Later on (but not much), Lusa and Cole had slept together in her apartment on Euclid Street. Cole made love like a farmer, which is not to say he was coarse. On the contrary, he had a fine intelligence for the physical that drove him toward her earthy scents, seeking out with his furred mouth her soft, damp places, turning her like fresh earth toward the glory of new growth. Her body, which she’d always considered too short and hourglass-curved to be taken seriously, became something new in the embrace of a man who judged breeding animals with his hands. He gave her to know what she’d never before understood: she was voluptuous.

She told him about the scent cues animals use to find and identify their mates. Pheromones. That delighted him. “So it’s all about sex. All you people in that laboratory, all the livelong day. And getting paid for it.”

“Guilty,” she confessed. “I study moth love.”

He was interested in moth love. More interested still when she explained to him that even humans seem to rely on certain pheromonal cues, though most have little inclination to know the details. Cole would, she thought. Cole, the man who buried his face in every fold of her skin to inhale her scent. He could only love sex more if he had antennae the shape of feathers, like a moth, for combing the air around her, and elaborately branched coremata he could evert from his abdomen for the purpose of calling back to her with his own scent.

He’d asked, “When you fall in love with somebody for no apparent reason you can think of, then, is that what’s going on? The pheromones?”

“Maybe,” she’d answered. “Probably.”

He’d rolled onto his back then and locked his fingers behind his head, providing her with an opportunity to study him from close range. He was astonishingly large. His shoulders, his hands, the plane of his broad, flat stomach and chest—all of him made her feel tiny and delicate. Here was a happy giant, naked in her bed.

“Tell me this, then,” he said. “How come a woman will do everything humanly possible to cover up what she really smells like?”
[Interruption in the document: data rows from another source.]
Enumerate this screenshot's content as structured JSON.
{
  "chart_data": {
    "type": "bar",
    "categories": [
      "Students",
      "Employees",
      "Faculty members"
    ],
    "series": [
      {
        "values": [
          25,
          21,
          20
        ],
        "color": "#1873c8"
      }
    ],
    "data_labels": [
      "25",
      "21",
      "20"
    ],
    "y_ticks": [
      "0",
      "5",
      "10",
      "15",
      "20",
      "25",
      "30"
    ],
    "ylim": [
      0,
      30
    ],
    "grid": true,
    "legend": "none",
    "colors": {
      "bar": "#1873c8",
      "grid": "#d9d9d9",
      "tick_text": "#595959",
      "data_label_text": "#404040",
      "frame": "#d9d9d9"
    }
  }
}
“I have no idea.” Lusa had wondered this before, of course. Even shaving armpits defeats the purpose. The whole point of pubic hair is to increase the surface area for scent molecules, and she told him so.

“Damn if this isn’t another thing entirely, sleeping with a lady scientist,” he’d declared, smiling at her with a face she’d already begun to think about missing. Damn if he wasn’t another thing entirely. And soon he would be gone, the happy, earnest enormity of him, his closely trimmed beard that marked lines on his jaw and up the center of his chin to his wonderful mouth. His beard made her think of the nectar guides on the throats of flowers that show bees the path to the sweet place where nectar resides.

Her Euclid apartment had seemed to suit him so well that he delayed his departure for two days after the seminar’s end. They hardly left her bed, in fact, and she had to call her lab to claim sudden illness. She was on the verge of asking him—not out of guile, but just for curiosity—whether he habitually slept with women he’d just met, when he proposed marriage. Lusa was speechless. For the next year he courted her with an intensity that caused her to ovulate during his visits. She began taking real care, lest a pregnancy too close to their wedding provide his relatives with the goods on Lusa they seemed to want. Her mother’s language had an expression for people like Cole’s sisters: “Born with ten fingers so they can count to nine.”

Cole had finished his breakfast now and glanced up at Lusa as he lit a cigarette. He seemed startled to find her staring at him. “What?” he asked.

“I was just remembering how much we used to like each other.”

“Oh, I forgot to tell you. Herb will be up later this morning to borrow the pressure sprayer. Don’t be surprised to see him digging in the storeroom.”

She glared. This was typical Cole, to answer an appeal to his emotional core by appearing not to have one. “I don’t want Herb in our storeroom,” she replied flatly.